If you’re packaging vendor‑optimized inference services, treat them the same way: Helm charts in Git, Argo CD for reconciliation. NVIDIA’s NIM microservices ship official Helm charts and an Operator for Kubernetes. You can manage those charts declaratively with Argo CD, and in some scenarios even front them through KServe for a uniform API surface. (docs.nvidia.com)
Guardrails: the boring but important bits
- Test data stability: keep a fixed test set for CI (and rotate it on schedule) so you’re measuring model changes, not data randomness. Evidently supports data drift tests when you need to watch the inputs. (docs.evidentlyai.com)
- Secrets and registry access: if your runtime pulls models from Hugging Face or a private registry, store tokens as Kubernetes Secrets and mount via the KServe spec. (kserve.github.io)
- Cost awareness: KServe supports scale‑to‑zero and GPU autoscaling; combine with GitOps policies so idle models don’t burn budget. (github.com)
- Compliance and traceability: MLflow’s lineage, tags, and descriptions give you an audit trail. Keep promotion rules in code so your approvals are reviewable. (mlflow.org)
A minimal starter repo layout
- app/
- src/ (service code or client calling the OpenAI endpoint)
- tests/
- models/
- train.py, pipeline.yaml (or Vertex components)
- mlflow_utils.py
- quality/
- evidently_config.json
- data/reference.csv
- data/current_sample.csv
- k8s/
- kserve/inferenceservice.yaml
- argo/application.yaml
With a couple hundred lines of YAML and a small test dataset, you’ll have a pipeline where:
- Quality gates run before promotion.
- Promotion is a PR and an alias flip.
- Deployments are drift‑free and reversible via Git.
- Your app calls the same endpoint regardless of which model you serve today.
That’s Unified DevOps + MLOps in practice—not a buzzword, just the same disciplined software delivery you already use, applied to AI.
Further reading and docs used here:
- KServe data plane and OpenAI‑compatible endpoints; KServe Hugging Face/vLLM examples. (kserve.github.io)
- Argo CD GitOps model and reconciliation features. (argo-cd.readthedocs.io)

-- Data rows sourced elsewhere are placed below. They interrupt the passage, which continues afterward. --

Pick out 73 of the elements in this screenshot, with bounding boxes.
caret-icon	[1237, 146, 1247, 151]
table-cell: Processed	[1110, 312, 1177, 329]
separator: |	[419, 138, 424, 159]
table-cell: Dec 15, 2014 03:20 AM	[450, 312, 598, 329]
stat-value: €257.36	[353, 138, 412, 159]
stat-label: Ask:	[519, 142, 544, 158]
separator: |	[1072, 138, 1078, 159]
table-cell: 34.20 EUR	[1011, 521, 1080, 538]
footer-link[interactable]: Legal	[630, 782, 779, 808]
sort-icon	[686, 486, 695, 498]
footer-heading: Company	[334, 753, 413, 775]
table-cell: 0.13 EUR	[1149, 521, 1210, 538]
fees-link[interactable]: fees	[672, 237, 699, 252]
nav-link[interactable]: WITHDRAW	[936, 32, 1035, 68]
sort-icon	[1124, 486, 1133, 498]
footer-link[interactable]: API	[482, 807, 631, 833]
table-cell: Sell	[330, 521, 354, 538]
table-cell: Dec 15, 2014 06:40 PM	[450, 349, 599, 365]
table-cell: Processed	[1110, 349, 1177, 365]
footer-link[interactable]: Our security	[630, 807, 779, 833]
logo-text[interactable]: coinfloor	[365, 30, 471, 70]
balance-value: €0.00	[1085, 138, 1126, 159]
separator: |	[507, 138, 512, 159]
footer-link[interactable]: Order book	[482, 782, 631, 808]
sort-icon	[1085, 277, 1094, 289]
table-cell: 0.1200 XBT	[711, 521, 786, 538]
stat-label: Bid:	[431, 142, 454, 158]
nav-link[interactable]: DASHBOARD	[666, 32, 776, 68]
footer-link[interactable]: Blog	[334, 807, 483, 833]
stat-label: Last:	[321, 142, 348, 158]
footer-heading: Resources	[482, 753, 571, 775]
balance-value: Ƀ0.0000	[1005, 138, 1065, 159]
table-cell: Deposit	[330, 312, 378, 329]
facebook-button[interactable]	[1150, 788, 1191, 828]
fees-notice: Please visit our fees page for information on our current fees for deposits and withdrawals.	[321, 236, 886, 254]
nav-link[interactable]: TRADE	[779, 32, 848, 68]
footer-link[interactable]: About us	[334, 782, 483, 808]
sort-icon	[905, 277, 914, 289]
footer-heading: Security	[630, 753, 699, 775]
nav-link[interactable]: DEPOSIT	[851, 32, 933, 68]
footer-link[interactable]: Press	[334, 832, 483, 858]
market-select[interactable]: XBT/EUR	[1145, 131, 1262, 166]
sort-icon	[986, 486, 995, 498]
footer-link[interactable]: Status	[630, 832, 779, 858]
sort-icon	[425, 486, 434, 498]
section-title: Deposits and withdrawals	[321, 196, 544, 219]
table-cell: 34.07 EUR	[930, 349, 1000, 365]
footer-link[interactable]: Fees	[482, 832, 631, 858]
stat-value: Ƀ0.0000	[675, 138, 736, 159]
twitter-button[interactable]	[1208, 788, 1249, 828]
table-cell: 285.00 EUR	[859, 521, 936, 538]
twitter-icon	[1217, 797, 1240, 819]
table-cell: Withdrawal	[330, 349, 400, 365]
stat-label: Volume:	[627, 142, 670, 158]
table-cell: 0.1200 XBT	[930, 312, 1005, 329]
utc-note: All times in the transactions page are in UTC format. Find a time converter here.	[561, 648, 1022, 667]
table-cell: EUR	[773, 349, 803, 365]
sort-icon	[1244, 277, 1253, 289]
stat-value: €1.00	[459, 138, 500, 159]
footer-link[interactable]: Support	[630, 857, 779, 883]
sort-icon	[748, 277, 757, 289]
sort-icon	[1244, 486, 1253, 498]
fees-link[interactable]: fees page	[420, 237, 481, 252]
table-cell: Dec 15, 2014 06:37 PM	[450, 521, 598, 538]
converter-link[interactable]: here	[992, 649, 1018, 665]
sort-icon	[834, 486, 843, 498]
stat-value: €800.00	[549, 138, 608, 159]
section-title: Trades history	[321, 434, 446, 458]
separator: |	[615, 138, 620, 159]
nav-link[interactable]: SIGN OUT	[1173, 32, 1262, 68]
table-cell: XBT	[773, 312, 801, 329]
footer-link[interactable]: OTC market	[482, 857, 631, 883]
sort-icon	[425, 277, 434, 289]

- MLflow Model Registry concepts and aliasing. (mlflow.org)
- Evidently GitHub Action for CI gating of AI quality. (github.com)
- Vertex AI Pipelines + Cloud Build reference architecture for CI/CD/CT. (cloud.google.com)
- ModelMesh for large‑scale multi‑model routing. (ibm.com)
- Open Inference Protocol for cross‑runtime interoperability. (github.com)
- NVIDIA NIM Helm/operator for inference microservices (if you prefer that runtime). (docs.nvidia.com)
With these pieces in place, your delivery soundtrack goes from chaotic jam session to a steady groove—one pipeline, one Git history, and clear gates from idea to inference.